If you work in the position of a defender in your organization, you can as well put some controls in place to interrupt the attacker’s move along the cyber kill chain and contain the incident if a breach had been identified. Control mechanisms can be placed in the first three stages of the cyber kill chain to help identify, detect, deny, and contain the attack in its early stage before exploitation and further damage can be done.

Defenders can try out the following;

  • Check out for metadata in documents leaving the organization to the public
  • Basic awareness for employees, management officers, and business partner on information they share on social media network such as LinkedIn, Twitter and Facebook and what to do when they receive unusual emails.
  • Gather information about domain and subdomain names, email addresses, and check out for compromised email accounts affected by data breaches.

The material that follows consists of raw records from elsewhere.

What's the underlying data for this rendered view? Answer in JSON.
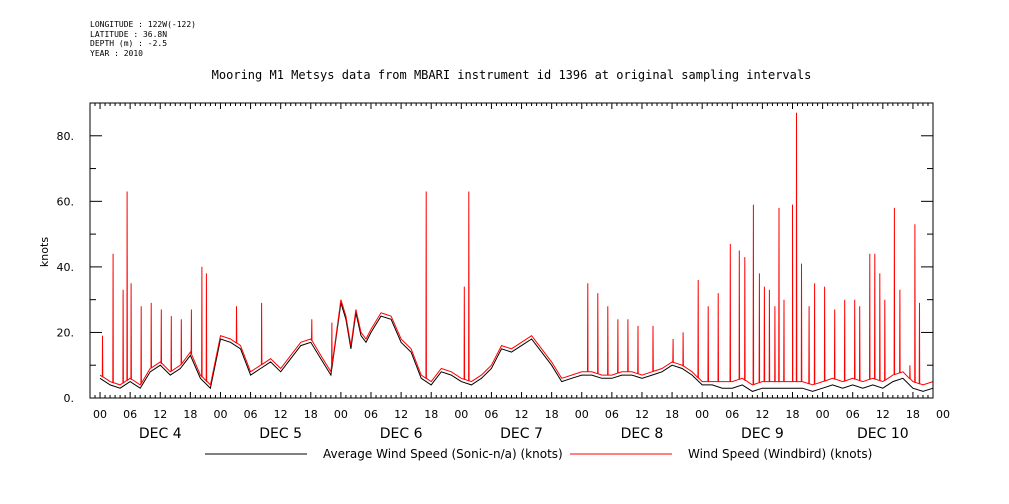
{
  "meta_lines": [
    "LONGITUDE : 122W(-122)",
    "LATITUDE : 36.8N",
    "DEPTH (m) : -2.5",
    "YEAR : 2010"
  ],
  "chart_data": {
    "type": "line",
    "title": "Mooring M1 Metsys data from MBARI instrument id 1396 at original sampling intervals",
    "ylabel": "knots",
    "xlabel": "",
    "ylim": [
      0,
      90
    ],
    "yticks": [
      0,
      20,
      40,
      60,
      80
    ],
    "ytick_labels": [
      "0.",
      "20.",
      "40.",
      "60.",
      "80."
    ],
    "xlim_hours": [
      -2,
      166
    ],
    "hour_tick_labels": [
      "00",
      "06",
      "12",
      "18",
      "00",
      "06",
      "12",
      "18",
      "00",
      "06",
      "12",
      "18",
      "00",
      "06",
      "12",
      "18",
      "00",
      "06",
      "12",
      "18",
      "00",
      "06",
      "12",
      "18",
      "00",
      "06",
      "12",
      "18",
      "00"
    ],
    "day_labels": [
      "DEC 4",
      "DEC 5",
      "DEC 6",
      "DEC 7",
      "DEC 8",
      "DEC 9",
      "DEC 10"
    ],
    "grid": false,
    "legend_position": "bottom",
    "series": [
      {
        "name": "Average Wind Speed (Sonic-n/a) (knots)",
        "color": "#000000",
        "x_hours": [
          0,
          2,
          4,
          6,
          8,
          10,
          12,
          14,
          16,
          18,
          20,
          22,
          24,
          26,
          28,
          30,
          32,
          34,
          36,
          38,
          40,
          42,
          44,
          46,
          48,
          49,
          50,
          51,
          52,
          53,
          54,
          56,
          58,
          60,
          62,
          64,
          66,
          68,
          70,
          72,
          74,
          76,
          78,
          80,
          82,
          84,
          86,
          88,
          90,
          92,
          94,
          96,
          98,
          100,
          102,
          104,
          106,
          108,
          110,
          112,
          114,
          116,
          118,
          120,
          122,
          124,
          126,
          128,
          130,
          132,
          134,
          136,
          138,
          140,
          142,
          144,
          146,
          148,
          150,
          152,
          154,
          156,
          158,
          160,
          162,
          164,
          166
        ],
        "values": [
          6,
          4,
          3,
          5,
          3,
          8,
          10,
          7,
          9,
          13,
          6,
          3,
          18,
          17,
          15,
          7,
          9,
          11,
          8,
          12,
          16,
          17,
          12,
          7,
          29,
          24,
          15,
          26,
          19,
          17,
          20,
          25,
          24,
          17,
          14,
          6,
          4,
          8,
          7,
          5,
          4,
          6,
          9,
          15,
          14,
          16,
          18,
          14,
          10,
          5,
          6,
          7,
          7,
          6,
          6,
          7,
          7,
          6,
          7,
          8,
          10,
          9,
          7,
          4,
          4,
          3,
          3,
          4,
          2,
          3,
          3,
          3,
          3,
          3,
          2,
          3,
          4,
          3,
          4,
          3,
          4,
          3,
          5,
          6,
          3,
          2,
          3
        ]
      },
      {
        "name": "Wind Speed (Windbird) (knots)",
        "color": "#ff0000",
        "x_hours": [
          0,
          2,
          4,
          6,
          8,
          10,
          12,
          14,
          16,
          18,
          20,
          22,
          24,
          26,
          28,
          30,
          32,
          34,
          36,
          38,
          40,
          42,
          44,
          46,
          48,
          49,
          50,
          51,
          52,
          53,
          54,
          56,
          58,
          60,
          62,
          64,
          66,
          68,
          70,
          72,
          74,
          76,
          78,
          80,
          82,
          84,
          86,
          88,
          90,
          92,
          94,
          96,
          98,
          100,
          102,
          104,
          106,
          108,
          110,
          112,
          114,
          116,
          118,
          120,
          122,
          124,
          126,
          128,
          130,
          132,
          134,
          136,
          138,
          140,
          142,
          144,
          146,
          148,
          150,
          152,
          154,
          156,
          158,
          160,
          162,
          164,
          166
        ],
        "values": [
          7,
          5,
          4,
          6,
          4,
          9,
          11,
          8,
          10,
          14,
          7,
          4,
          19,
          18,
          16,
          8,
          10,
          12,
          9,
          13,
          17,
          18,
          13,
          8,
          30,
          25,
          16,
          27,
          20,
          18,
          21,
          26,
          25,
          18,
          15,
          7,
          5,
          9,
          8,
          6,
          5,
          7,
          10,
          16,
          15,
          17,
          19,
          15,
          11,
          6,
          7,
          8,
          8,
          7,
          7,
          8,
          8,
          7,
          8,
          9,
          11,
          10,
          8,
          5,
          5,
          5,
          5,
          6,
          4,
          5,
          5,
          5,
          5,
          5,
          4,
          5,
          6,
          5,
          6,
          5,
          6,
          5,
          7,
          8,
          5,
          4,
          5
        ]
      }
    ],
    "spikes": [
      {
        "h": 0.5,
        "v": 19
      },
      {
        "h": 2.6,
        "v": 44
      },
      {
        "h": 4.6,
        "v": 33
      },
      {
        "h": 5.4,
        "v": 63
      },
      {
        "h": 6.2,
        "v": 35
      },
      {
        "h": 8.2,
        "v": 28
      },
      {
        "h": 10.2,
        "v": 29
      },
      {
        "h": 12.2,
        "v": 27
      },
      {
        "h": 14.2,
        "v": 25
      },
      {
        "h": 16.2,
        "v": 24
      },
      {
        "h": 18.2,
        "v": 27
      },
      {
        "h": 20.3,
        "v": 40
      },
      {
        "h": 21.2,
        "v": 38
      },
      {
        "h": 27.2,
        "v": 28
      },
      {
        "h": 32.2,
        "v": 29
      },
      {
        "h": 42.2,
        "v": 24
      },
      {
        "h": 46.2,
        "v": 23
      },
      {
        "h": 65.0,
        "v": 63
      },
      {
        "h": 73.5,
        "v": 63
      },
      {
        "h": 72.6,
        "v": 34
      },
      {
        "h": 97.2,
        "v": 35
      },
      {
        "h": 99.2,
        "v": 32
      },
      {
        "h": 101.2,
        "v": 28
      },
      {
        "h": 103.2,
        "v": 24
      },
      {
        "h": 105.2,
        "v": 24
      },
      {
        "h": 107.2,
        "v": 22
      },
      {
        "h": 110.2,
        "v": 22
      },
      {
        "h": 114.2,
        "v": 18
      },
      {
        "h": 116.2,
        "v": 20
      },
      {
        "h": 119.2,
        "v": 36
      },
      {
        "h": 121.2,
        "v": 28
      },
      {
        "h": 123.2,
        "v": 32
      },
      {
        "h": 125.6,
        "v": 47
      },
      {
        "h": 127.4,
        "v": 45
      },
      {
        "h": 128.5,
        "v": 43
      },
      {
        "h": 130.2,
        "v": 59
      },
      {
        "h": 131.4,
        "v": 38
      },
      {
        "h": 132.4,
        "v": 34
      },
      {
        "h": 133.4,
        "v": 33
      },
      {
        "h": 134.5,
        "v": 28
      },
      {
        "h": 135.3,
        "v": 58
      },
      {
        "h": 136.3,
        "v": 30
      },
      {
        "h": 138.0,
        "v": 59
      },
      {
        "h": 138.8,
        "v": 87
      },
      {
        "h": 139.8,
        "v": 41
      },
      {
        "h": 141.3,
        "v": 28
      },
      {
        "h": 142.4,
        "v": 35
      },
      {
        "h": 144.4,
        "v": 34
      },
      {
        "h": 146.4,
        "v": 27
      },
      {
        "h": 148.4,
        "v": 30
      },
      {
        "h": 150.4,
        "v": 30
      },
      {
        "h": 151.4,
        "v": 28
      },
      {
        "h": 153.4,
        "v": 44
      },
      {
        "h": 154.4,
        "v": 44
      },
      {
        "h": 155.4,
        "v": 38
      },
      {
        "h": 156.4,
        "v": 30
      },
      {
        "h": 158.3,
        "v": 58
      },
      {
        "h": 159.4,
        "v": 33
      },
      {
        "h": 161.4,
        "v": 10
      },
      {
        "h": 162.4,
        "v": 53
      },
      {
        "h": 163.3,
        "v": 29
      }
    ]
  }
}
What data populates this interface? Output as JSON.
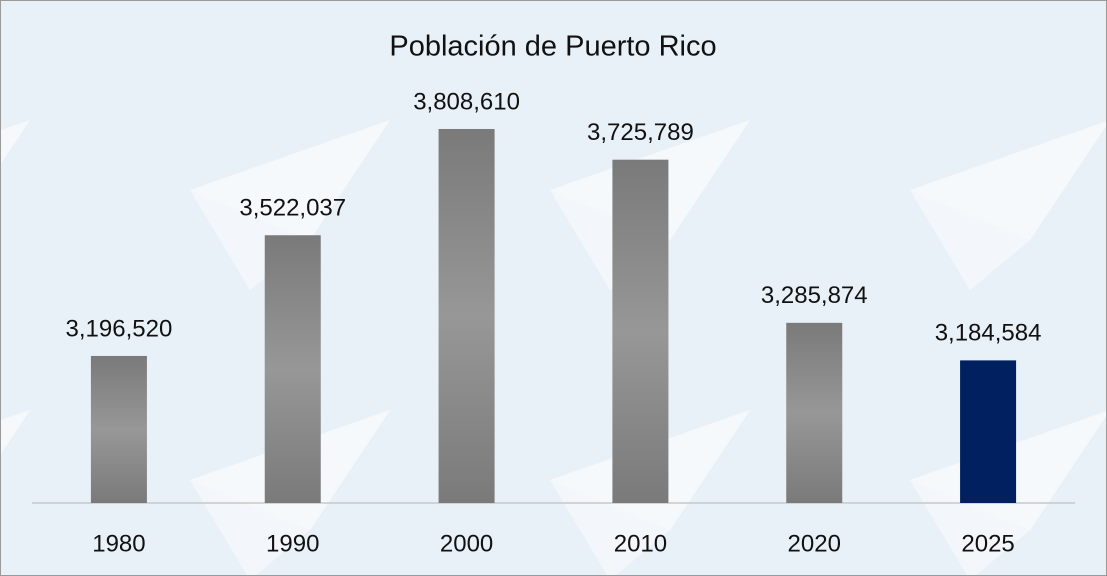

  • Using tools to identify possible weakness on the host, network and applications before the attacker finds them.
  • Understand your attack surface, find new campaigns and related payload being used and put in place preventive or detective controls.
  • Review your security policy and ensure you create controls (detection and prevention) for possible delivery means an attacker can use.
  • Ensure your logs (security devices, endpoints, network devices, e-mail, Active Directory, applications) arrives with contextual data.